"Get back to the horse lines! Bring up the holders' ammunition, on the double!"

Drew ran, panting, his boots slipping and scraping on the grass as he dodged around prone men who still moved, or others who lay only too still. A horse reared, snorted, and was pulled down to four feet again.

"Ammunition!" Drew got the word out as a squawk, grabbing at the boxes the waiting men were already tossing to him. Then, through the haze which had been riding his mind since the battle began, he caught a clear sight of the fifth man there.... And there was no disguising the blond hair of the boy so eagerly watching the struggle below. Drew had found Boyd—at a time he could do nothing about it. With his arms full, the scout turned to race down the slope again, only to sight the white flag waving from the railroad cut.

More prisoners to be marched along, joining the other dispirited ranks. Drew heard one worried comment from an officer: they would soon have more prisoners than guards.

He went back, trying to locate Boyd, but to no purpose. And the rest of the day was more confusion, heat, never-ending weariness, and always the sense of there being so little time. Rumors raced along the lines, five thousand, ten thousand blue bellies on the march, drawing in from every garrison in the blue grass. And those who had been hunted along the Ohio roads a year before were haunted by that old memory of disaster.
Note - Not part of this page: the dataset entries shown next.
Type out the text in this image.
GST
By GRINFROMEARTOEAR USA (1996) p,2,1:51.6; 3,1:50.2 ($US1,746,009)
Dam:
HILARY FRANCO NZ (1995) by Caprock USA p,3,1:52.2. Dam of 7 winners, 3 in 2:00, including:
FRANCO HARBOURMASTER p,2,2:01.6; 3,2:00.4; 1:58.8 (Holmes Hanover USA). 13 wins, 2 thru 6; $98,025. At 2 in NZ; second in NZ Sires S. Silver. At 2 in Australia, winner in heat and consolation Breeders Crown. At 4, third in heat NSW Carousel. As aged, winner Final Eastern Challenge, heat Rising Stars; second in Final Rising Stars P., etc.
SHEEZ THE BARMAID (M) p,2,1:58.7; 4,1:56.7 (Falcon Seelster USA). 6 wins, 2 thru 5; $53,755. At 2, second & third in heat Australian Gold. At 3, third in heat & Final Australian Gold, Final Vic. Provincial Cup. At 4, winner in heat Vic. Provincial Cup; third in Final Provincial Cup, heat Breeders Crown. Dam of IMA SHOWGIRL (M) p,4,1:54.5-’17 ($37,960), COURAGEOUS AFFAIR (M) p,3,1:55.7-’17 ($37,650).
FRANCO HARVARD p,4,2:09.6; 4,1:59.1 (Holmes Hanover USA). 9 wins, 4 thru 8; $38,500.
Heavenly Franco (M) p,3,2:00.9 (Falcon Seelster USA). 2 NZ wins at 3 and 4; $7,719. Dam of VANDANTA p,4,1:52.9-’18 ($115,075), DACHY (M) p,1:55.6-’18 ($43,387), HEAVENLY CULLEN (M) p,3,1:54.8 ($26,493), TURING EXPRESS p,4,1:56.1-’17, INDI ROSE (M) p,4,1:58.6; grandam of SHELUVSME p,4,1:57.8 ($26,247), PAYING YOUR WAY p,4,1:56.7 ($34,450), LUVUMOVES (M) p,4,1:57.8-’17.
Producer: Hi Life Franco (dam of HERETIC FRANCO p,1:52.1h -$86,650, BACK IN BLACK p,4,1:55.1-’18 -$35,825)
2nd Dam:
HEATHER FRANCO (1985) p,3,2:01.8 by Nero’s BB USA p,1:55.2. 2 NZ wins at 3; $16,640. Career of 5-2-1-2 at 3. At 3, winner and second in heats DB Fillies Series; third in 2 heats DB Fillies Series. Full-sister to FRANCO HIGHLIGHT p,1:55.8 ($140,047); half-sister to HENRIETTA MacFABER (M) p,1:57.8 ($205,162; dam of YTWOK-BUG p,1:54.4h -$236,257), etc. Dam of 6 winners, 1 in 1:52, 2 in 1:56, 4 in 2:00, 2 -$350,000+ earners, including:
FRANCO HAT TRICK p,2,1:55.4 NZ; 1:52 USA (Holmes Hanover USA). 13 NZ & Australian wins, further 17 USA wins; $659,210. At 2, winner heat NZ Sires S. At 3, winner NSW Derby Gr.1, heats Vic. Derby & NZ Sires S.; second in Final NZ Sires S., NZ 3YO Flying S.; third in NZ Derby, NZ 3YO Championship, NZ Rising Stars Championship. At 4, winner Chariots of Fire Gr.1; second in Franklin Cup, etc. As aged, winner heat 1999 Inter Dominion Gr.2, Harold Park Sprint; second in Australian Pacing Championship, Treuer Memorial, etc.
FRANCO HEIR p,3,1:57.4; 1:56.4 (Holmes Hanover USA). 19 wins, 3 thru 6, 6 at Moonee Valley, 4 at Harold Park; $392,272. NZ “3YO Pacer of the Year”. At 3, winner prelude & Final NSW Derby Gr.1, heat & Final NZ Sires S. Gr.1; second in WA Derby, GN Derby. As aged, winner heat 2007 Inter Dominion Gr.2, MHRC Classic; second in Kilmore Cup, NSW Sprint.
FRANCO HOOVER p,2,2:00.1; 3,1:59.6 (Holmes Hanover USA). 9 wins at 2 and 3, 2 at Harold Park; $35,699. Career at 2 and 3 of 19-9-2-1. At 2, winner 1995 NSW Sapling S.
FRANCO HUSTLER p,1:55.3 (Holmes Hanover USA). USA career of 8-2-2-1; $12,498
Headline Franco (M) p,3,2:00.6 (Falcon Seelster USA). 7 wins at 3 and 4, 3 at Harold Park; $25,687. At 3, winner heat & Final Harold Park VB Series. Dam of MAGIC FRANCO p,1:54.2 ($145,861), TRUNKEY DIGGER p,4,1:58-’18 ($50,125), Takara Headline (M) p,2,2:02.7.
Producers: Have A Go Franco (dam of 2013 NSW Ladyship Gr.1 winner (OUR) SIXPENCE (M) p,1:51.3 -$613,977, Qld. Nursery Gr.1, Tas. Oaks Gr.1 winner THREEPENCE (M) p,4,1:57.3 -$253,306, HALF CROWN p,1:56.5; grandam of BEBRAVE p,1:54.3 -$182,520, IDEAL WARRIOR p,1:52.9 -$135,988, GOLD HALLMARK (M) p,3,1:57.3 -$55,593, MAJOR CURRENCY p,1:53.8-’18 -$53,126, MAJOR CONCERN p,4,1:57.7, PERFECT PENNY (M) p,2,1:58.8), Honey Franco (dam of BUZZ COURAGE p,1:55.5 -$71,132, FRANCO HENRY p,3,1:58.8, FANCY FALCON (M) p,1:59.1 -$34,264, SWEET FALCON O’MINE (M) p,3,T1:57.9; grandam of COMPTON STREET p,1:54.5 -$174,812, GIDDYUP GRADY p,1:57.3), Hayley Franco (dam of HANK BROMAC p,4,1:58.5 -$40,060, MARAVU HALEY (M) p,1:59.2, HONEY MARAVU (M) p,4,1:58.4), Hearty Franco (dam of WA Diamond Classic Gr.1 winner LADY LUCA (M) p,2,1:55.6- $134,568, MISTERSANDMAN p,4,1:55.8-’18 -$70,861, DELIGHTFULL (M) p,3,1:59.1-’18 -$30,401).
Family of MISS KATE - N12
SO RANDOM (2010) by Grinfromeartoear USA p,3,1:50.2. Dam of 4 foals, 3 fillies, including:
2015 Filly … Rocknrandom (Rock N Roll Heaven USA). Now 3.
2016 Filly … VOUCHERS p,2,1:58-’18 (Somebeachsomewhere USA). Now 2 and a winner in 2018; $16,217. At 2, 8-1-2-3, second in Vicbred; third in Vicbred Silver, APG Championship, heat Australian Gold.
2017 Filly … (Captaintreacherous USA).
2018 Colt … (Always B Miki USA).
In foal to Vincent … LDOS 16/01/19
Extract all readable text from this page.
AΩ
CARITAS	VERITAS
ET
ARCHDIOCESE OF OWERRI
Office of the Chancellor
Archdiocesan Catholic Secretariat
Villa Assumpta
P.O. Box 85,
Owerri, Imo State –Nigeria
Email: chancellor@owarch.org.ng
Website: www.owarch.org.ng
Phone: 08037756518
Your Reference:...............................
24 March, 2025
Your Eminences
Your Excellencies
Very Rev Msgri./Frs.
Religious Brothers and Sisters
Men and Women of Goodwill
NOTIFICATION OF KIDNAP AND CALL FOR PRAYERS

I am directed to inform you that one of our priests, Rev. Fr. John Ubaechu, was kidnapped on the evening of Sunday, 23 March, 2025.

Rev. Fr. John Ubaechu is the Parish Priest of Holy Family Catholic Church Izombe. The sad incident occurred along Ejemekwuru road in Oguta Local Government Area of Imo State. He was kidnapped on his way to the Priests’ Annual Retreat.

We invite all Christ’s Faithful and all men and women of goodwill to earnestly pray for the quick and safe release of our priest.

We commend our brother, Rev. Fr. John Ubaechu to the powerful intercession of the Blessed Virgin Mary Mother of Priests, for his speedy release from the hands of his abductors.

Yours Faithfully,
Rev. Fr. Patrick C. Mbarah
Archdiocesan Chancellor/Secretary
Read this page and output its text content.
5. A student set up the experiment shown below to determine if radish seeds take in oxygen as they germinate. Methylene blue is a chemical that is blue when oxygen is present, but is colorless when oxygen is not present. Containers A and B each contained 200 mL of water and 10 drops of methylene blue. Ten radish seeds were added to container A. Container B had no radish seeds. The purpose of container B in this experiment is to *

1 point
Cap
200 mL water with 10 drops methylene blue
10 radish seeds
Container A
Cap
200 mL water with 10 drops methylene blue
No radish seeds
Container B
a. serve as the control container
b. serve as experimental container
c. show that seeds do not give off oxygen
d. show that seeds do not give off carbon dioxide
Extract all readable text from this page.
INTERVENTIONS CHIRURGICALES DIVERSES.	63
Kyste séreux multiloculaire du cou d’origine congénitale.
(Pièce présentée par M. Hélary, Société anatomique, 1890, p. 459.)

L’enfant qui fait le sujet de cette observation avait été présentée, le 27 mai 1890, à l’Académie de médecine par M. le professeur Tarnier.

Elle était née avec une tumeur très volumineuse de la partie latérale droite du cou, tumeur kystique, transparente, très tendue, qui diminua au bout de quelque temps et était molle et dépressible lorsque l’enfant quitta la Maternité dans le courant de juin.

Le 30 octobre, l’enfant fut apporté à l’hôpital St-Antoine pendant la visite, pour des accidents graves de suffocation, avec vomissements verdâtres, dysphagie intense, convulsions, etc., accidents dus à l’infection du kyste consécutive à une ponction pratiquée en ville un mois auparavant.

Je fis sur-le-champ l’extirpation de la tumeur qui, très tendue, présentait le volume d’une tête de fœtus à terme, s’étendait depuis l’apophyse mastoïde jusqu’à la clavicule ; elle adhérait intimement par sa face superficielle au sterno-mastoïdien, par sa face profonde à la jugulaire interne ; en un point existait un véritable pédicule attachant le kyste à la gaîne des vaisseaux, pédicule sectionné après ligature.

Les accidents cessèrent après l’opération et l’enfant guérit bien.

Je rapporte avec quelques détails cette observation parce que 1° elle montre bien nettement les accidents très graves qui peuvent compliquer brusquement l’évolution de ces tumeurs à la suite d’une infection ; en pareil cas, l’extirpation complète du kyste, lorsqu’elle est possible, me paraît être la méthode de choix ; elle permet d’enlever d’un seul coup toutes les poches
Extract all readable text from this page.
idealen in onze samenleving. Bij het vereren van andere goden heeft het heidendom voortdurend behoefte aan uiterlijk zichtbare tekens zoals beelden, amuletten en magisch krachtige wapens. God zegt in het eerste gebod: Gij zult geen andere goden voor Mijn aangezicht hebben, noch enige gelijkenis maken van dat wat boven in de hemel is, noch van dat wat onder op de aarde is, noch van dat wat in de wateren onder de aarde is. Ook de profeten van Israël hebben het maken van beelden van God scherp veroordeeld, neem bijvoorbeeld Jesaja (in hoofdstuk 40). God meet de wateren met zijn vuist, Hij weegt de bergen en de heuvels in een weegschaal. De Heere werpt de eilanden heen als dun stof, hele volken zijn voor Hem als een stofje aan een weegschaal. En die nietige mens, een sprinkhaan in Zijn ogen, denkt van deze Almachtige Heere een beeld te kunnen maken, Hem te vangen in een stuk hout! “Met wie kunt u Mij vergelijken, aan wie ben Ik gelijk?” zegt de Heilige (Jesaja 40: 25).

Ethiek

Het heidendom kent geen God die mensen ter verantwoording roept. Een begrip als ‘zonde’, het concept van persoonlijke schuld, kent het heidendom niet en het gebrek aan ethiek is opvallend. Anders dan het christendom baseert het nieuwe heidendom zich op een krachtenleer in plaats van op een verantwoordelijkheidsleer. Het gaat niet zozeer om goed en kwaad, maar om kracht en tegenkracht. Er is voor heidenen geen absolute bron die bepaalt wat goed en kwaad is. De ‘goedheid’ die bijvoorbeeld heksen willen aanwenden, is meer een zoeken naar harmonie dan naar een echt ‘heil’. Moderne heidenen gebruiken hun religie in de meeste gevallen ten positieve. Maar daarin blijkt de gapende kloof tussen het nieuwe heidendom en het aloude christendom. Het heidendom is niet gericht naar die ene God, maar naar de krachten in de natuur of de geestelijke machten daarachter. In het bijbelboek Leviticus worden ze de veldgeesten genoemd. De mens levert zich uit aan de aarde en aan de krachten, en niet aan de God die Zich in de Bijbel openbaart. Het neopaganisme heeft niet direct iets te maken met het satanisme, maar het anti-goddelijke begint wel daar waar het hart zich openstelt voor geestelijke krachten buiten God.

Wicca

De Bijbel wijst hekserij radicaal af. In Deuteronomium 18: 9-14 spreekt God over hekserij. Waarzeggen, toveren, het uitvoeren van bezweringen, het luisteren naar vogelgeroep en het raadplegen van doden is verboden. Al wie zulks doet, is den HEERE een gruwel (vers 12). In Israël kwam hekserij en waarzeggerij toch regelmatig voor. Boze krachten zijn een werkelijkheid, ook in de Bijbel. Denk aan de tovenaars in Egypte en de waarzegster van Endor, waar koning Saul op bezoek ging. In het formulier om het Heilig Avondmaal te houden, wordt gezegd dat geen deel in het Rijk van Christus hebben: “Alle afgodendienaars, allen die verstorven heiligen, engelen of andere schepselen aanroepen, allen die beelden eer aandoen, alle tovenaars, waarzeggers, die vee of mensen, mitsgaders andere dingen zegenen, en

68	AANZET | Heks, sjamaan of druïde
Once more they made their way through the streets of Cynthiana, where the acrid smoke of burning caught at throats, adding to the torturous thirst which dried a man's mouth when he tore cartridge paper with his teeth. Drew and Croxton took sketchy orders from Captain Quirk, their eyes red-rimmed with fatigue above their powder-blackened lips and chins. Fan out, be eyes and ears for the column moving into the Paris pike.

Croxton's grin had no humor in it as they turned aside into a field to make better time away from the cluttered highway.

"Looks like the butter's spread a mite thin on the bread this time," he commented. "But the General's sure playin' it like he has all the aces in hand. Which way to sniff out a Yankee?"

"I'd say any point of the compass now——"

"Listen!" Sam's hand went up. "Those ain't any guns of ours."